Sarah Hughes, Rebecca Morris and Caragh Thuring represent a new generation of painters who have discovered working methods and forms of expression enabling each of them to develop a wholly personal and independent visual idiom. All three take great pleasure in the act of painting, in experimenting and in consciously opting for the myriad of possibilities offered by painting as a genre.
Caragh Thuring at Grieder Contemporary
Rebecca Morris at Grieder Contemporary
Continue to Löwenbrau Art Complex galleries bldg at Limmatstrasse ; Martin Creed and Josephsohn at Hauser & Wirth ; Followed by the Season Opening Summer Party
Performance by Martin Creed and his Band
Words and sound play an essential role in Martin Creed’s work. He considers his work as a musician and composer as inseparable from his work as a visual artist. Indeed, his paintings and sculptures can be thought of very much like pieces of music, in which each interpretation is different and in which rhythm and colour plays an important role…(gallery press)

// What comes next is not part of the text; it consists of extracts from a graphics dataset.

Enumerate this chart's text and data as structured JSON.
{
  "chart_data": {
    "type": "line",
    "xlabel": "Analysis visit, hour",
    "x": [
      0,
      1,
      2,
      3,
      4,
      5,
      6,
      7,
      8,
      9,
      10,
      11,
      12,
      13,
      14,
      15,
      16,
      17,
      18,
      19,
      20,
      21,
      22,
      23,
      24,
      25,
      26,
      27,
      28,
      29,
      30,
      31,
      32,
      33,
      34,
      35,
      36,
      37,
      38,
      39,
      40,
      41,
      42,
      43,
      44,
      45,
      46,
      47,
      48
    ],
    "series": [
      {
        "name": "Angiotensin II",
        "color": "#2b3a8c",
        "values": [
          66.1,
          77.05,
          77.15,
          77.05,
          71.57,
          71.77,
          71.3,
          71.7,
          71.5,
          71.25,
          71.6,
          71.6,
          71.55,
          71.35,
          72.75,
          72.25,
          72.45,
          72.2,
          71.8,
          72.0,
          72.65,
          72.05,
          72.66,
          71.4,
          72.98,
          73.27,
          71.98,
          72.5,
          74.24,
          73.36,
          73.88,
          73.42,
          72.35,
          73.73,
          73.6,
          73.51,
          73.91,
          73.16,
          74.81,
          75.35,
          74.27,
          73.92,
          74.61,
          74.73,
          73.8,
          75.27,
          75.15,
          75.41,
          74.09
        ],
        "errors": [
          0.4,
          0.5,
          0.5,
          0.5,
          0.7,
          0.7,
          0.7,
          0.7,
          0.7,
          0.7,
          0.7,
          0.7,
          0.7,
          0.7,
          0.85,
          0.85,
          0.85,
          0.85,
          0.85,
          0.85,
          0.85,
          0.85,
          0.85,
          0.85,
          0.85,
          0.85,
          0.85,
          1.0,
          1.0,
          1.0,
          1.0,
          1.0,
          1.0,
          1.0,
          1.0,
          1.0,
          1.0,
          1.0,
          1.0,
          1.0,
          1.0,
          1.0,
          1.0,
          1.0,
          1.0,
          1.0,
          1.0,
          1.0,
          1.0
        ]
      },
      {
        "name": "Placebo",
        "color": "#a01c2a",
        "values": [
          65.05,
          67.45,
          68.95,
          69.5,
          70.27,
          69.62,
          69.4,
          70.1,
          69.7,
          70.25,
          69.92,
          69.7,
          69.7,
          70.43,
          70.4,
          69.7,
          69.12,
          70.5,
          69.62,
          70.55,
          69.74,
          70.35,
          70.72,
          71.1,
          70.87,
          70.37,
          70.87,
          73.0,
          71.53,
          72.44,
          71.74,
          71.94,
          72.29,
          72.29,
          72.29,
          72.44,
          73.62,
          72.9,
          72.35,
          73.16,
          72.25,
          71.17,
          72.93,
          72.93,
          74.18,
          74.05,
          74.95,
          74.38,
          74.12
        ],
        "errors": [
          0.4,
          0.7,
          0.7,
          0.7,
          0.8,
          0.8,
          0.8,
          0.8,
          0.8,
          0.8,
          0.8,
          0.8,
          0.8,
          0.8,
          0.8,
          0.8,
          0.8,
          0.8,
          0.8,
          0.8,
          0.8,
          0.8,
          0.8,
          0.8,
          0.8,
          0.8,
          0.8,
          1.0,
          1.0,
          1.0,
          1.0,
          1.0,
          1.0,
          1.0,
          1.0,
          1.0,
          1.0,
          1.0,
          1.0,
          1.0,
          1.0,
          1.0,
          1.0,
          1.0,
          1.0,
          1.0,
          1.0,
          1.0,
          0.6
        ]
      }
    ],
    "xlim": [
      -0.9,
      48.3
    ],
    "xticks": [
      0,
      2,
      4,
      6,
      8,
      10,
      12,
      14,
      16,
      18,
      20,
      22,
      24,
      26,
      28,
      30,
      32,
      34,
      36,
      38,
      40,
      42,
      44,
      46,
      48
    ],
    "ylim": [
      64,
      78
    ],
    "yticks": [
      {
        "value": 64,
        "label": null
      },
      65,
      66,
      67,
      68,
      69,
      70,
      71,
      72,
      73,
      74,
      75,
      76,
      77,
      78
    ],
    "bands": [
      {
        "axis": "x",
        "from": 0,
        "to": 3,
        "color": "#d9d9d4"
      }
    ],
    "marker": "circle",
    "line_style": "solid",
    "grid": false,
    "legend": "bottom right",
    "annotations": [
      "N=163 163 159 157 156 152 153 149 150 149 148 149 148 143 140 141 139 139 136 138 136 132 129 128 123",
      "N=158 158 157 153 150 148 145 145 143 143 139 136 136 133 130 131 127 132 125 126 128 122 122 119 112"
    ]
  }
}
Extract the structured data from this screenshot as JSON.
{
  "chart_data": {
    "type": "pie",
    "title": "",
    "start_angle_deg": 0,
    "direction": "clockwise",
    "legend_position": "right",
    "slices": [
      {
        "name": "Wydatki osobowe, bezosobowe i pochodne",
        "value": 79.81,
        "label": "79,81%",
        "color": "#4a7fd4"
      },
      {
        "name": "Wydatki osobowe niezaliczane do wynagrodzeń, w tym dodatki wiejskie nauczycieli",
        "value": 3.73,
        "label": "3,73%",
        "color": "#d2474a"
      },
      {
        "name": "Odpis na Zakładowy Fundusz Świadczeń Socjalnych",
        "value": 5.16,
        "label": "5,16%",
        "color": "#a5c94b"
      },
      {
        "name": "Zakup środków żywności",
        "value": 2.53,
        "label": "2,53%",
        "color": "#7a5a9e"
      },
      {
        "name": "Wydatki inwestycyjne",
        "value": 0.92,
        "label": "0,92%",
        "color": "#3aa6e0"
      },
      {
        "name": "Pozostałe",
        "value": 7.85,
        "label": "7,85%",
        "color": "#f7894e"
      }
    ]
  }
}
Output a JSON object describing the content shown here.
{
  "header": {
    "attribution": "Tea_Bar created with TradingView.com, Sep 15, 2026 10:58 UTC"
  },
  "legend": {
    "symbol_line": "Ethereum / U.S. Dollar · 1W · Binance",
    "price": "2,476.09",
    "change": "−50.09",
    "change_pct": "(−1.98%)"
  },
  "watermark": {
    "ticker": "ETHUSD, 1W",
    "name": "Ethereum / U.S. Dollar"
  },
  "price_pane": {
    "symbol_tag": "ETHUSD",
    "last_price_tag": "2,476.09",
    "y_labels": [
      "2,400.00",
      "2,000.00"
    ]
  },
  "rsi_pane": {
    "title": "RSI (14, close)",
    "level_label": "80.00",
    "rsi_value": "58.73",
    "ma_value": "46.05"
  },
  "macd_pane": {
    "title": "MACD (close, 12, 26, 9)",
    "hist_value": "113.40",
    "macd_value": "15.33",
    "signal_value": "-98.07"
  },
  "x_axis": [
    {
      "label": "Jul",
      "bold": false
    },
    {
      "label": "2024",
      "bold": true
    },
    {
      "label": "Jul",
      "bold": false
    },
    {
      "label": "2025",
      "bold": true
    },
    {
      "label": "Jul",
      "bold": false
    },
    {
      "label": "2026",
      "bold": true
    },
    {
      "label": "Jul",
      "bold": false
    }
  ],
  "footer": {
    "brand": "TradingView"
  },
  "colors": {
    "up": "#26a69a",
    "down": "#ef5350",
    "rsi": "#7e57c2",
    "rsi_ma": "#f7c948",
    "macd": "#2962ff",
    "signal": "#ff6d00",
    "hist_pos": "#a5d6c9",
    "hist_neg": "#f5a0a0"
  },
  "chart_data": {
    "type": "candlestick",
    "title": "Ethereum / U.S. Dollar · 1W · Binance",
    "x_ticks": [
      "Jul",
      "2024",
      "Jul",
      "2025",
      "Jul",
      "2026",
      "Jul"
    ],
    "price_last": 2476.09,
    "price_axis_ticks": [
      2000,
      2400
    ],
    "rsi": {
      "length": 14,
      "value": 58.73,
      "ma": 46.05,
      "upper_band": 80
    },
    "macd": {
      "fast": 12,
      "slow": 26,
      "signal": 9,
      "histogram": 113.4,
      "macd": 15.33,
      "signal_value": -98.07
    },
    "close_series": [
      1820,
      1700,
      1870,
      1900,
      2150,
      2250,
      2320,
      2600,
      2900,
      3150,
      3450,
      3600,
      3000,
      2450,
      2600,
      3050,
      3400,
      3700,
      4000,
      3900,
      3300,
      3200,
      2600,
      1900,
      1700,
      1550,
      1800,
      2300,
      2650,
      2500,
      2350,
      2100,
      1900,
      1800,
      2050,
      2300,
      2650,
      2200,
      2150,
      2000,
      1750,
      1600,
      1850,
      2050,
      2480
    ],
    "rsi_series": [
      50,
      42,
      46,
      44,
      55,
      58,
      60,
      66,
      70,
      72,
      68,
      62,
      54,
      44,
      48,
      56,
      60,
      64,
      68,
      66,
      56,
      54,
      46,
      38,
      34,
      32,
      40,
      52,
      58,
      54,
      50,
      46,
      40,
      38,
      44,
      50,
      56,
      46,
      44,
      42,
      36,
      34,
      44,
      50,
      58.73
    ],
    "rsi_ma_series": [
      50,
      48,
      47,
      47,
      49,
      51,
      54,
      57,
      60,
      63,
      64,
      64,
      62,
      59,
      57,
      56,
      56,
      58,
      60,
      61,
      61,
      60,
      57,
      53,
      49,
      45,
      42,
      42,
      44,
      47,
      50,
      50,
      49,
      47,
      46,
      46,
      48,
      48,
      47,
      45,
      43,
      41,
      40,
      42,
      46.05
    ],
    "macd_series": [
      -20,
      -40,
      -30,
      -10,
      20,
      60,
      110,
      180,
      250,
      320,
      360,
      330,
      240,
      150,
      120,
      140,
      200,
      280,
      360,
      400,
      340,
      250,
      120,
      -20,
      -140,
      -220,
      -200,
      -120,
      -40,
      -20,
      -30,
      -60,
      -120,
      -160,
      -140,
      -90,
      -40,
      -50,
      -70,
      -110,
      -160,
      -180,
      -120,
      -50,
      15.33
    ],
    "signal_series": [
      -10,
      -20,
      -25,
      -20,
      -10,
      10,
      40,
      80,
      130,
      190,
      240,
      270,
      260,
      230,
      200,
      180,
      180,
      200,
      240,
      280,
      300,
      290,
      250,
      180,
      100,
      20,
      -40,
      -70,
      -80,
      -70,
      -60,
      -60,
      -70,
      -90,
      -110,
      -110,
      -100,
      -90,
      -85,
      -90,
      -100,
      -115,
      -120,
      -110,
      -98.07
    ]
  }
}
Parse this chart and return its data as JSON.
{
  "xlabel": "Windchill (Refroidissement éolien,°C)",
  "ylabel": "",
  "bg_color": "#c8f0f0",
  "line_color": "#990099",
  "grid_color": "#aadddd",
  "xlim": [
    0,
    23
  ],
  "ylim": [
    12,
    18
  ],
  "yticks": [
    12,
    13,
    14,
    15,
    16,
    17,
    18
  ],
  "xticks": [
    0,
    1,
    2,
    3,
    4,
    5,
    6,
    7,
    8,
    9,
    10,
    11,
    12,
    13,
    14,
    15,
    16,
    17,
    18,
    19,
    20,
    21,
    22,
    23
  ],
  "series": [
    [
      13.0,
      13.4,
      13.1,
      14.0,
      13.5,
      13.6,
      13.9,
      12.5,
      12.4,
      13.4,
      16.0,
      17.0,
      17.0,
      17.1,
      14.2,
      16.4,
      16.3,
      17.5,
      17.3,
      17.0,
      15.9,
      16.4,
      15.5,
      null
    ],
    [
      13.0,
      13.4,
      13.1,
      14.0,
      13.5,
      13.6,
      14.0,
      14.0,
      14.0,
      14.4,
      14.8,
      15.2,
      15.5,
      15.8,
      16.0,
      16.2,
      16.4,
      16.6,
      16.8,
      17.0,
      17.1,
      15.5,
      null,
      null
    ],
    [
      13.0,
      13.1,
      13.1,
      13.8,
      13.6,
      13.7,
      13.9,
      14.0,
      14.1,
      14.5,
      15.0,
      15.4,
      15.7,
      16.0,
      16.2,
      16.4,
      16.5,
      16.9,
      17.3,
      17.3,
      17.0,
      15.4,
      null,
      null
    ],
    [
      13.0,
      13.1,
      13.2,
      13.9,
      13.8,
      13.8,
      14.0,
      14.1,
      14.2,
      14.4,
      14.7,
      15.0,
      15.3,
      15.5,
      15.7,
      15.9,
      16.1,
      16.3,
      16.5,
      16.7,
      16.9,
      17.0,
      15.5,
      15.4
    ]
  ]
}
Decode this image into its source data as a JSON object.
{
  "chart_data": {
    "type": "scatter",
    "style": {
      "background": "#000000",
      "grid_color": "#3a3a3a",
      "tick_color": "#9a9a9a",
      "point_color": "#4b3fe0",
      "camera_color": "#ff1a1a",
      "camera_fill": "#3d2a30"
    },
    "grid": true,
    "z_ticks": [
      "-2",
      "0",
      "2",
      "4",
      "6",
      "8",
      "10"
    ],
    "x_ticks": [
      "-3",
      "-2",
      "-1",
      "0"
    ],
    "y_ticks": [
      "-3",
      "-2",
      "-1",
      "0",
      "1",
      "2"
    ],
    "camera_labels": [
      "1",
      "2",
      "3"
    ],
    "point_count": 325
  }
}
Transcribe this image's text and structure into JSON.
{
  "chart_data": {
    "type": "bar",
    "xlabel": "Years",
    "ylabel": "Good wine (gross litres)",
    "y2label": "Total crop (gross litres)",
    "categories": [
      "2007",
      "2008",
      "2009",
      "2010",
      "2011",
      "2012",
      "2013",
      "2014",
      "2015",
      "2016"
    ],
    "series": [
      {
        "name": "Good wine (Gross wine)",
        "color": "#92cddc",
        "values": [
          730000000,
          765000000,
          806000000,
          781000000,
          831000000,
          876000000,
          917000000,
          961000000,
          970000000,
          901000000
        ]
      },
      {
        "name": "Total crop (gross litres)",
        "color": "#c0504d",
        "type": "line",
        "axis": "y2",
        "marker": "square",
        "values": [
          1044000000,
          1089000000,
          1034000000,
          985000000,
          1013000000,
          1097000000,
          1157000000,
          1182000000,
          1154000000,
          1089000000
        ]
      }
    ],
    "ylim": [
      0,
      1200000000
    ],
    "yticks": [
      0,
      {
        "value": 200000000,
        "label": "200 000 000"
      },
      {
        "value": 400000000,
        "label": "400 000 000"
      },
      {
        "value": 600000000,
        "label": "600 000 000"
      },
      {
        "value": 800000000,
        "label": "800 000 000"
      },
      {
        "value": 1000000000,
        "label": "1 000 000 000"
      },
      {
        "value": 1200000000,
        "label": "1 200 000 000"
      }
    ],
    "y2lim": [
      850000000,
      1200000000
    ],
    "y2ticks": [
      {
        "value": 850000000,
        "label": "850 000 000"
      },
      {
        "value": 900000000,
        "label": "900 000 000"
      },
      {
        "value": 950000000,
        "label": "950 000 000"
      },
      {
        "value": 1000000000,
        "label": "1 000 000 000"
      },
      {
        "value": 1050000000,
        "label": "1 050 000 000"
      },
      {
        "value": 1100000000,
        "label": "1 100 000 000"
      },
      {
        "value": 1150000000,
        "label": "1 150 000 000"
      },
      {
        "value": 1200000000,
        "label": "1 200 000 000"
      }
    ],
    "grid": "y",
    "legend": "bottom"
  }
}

Martin Creed at Hauser & Wirth, photo@VK
We continued to Eva Presenhuber for the Franz West/Möbelskulpturen_Furniture Works and Josh Smith. Thank you Christian Schmidt for walking us thru those lovely exhibitions.
Josh Smith exhibition at Eva Presenhuber gallery, photos@VK
Taking a look at the Pool Project “A Blind Man in His Garden”
The exhibition is curated by de Appel alumni Kris Dittel (b. 1983, Slovakia) and Emma Panza (b. 1985, Italy) and mentored by Lorenzo Benedetti, Director at de Appel arts center, Amsterdam. (on view till sept 27, 2015)
A Blind Man in His Garden is an exhibition that emphasizes subjective narratives, and puts forward a reading of an artwork, or exhibition, based on personal associations, previous knowledge and encounters. The title of the exhibition also refers to Joel Sternfeld’s photograph, A Blind Man in His Garden, Homer, Alaska, which suggests that there is a potential of artworks to trigger single or multiple narratives. By shifting the attention away from the visual experience of a lush rural landscape towards the imagination of vivid sensations, probably felt by the depicted man, the artwork encompasses numerous possibilities to experience it beyond its visual qualities. (curators’ note)
Jorge Pardo, Laverriere Janette,Peter Fischli/David Weiss,Mark Bradhford,Monica Bonvicini
Danai Anesiadou, “L’Adolescente”, 2010
Seth Price, “Untitled”,1985/1996, silkscreen print on metal,114.3x 57.2 cm
Next day, Martina and myself, upon her insistence, we visited the studio of the furniture designers INCH, whom we have seen in Basel in 2013, at the Unlimited restaurant. Inch furniture has stood for teak furniture since the founding year 2004. The founders Thomas Wüthrich and Yves Raschle got to know the woodworking school PIKA during a longer non-profit making work stay in Indonesia. The available knowhow and the exemplary running of the school impressed and inspired the two. The idea for a co-operation with PIKA was born which was a lovely coincidence.
Basel, 2013, Art Unlimited restaurant, run by HILTL vegetarian catering.
one of my favorites at INCH, “Enam”, Solid teak, oiled
A glimpse into the production site of the woodworking school PIKA. The carpentry enterprise was founded in 1953 and in 1971, complemented with a school. Beside manufacturing high-quality furniture, PIKA has also made a name for themselves countrywide as an exemplary education institution.
In the distinctive bridge arches of Zurich’s “im Viadukt”, the showroom Westflügel.